Aussi, garder ses commandements, c’est faire comme il a fait et parce qu’on en a bénéficié dans les circonstances et les situations qui sont les nôtres : reconnaissance de la dignité d’autrui et amour qui est la vie pour autrui. Nous en sommes capables lorsque nous avons reçu ce qu’il est venu donner et parce que le défenseur, consolateur, Esprit saint qui enseigne et rappelle, qui rend actuel et ouvre le sens, nous soulève et nous entraîne.

Nous en sommes capables, hommes et femmes vivants en ce monde d’un autre souffle, d’une autre source, d’un autre pain que ceux du monde qui croit qu’il se suffit à lui-même. Le monde, dans l’évangile de Jean est caractérisé par un état d’esprit qui incite l’humain à constituer son identité sur son passé, à fonder son existence sur ses compétences, à envisager le futur selon la contrainte terriblement réductrice et mortifère des préjugés et des assignations. Cette logique est très cruelle parce qu’elle fait croire qu’il y a des gagnants et des perdants, qu’il est donc admissible, normal qu’il y ait des perdants et qu’il n’y a rien à perdre à être gagnant, ce qui est un mensonge.

Ce que Jésus annonce, dans ce passage et dans bien d’autres, c’est qu’il est une autre manière de penser et de vivre ; c’est qu’il y a une foi dans laquelle l’intériorité de l’être n’est pas seulement comprise comme un refuge devant une menace ou un chagrin, mais comme le lieu d’une ouverture et d’un élan vers autrui parce qu’elle est, cette intériorité, le lieu où le divin se rend présent à l’être.
Nous sommes ces humains destinés à la vie éternelle, dès aujourd’hui et lorsque nous le croyons, notre existence en est renouvelée, relevée, dans la plénitude dont le nom est paix.

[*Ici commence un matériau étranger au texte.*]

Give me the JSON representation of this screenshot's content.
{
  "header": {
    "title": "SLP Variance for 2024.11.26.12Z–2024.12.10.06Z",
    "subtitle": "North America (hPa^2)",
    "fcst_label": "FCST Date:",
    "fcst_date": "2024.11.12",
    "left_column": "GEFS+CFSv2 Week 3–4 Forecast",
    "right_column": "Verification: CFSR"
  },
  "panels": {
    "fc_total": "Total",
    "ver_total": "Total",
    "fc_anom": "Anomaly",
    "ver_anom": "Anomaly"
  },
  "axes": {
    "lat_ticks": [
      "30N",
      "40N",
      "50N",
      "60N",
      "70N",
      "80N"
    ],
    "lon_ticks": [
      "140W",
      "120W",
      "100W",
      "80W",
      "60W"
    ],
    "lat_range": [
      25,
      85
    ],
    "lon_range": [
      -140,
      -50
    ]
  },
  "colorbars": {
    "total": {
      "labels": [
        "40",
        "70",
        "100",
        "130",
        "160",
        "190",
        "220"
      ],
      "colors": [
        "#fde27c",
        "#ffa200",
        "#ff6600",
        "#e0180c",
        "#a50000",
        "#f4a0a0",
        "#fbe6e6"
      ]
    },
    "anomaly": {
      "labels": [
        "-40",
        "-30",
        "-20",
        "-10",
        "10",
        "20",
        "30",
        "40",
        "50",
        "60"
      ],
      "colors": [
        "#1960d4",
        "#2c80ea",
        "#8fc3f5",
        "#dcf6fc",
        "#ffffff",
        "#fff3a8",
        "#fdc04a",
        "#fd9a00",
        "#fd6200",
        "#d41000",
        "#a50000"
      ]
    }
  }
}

Cette méditation va se prolonger avec l’interprétation que JS Bach donne à ces paroles de Jésus dans l’évangile de Jean, une interprétation musicale inspirée à celui qui est parfois désigné comme le cinquième évangéliste. Une cantate, c’est une mise en mouvement offerte, où la musique provoque un déploiement de l’âme et l’élève, à sa manière propre qui n’est pas celle des mots, mais qui n’en permet pas moins une véritable expérience spirituelle d’ouverture, d’élévation, de contact intérieur avec ce qui est plus grand que nous, plus que nous et qui nous élargit dans les deux sens du terme.
Nous garderons donc l’amen final pour après la cantate.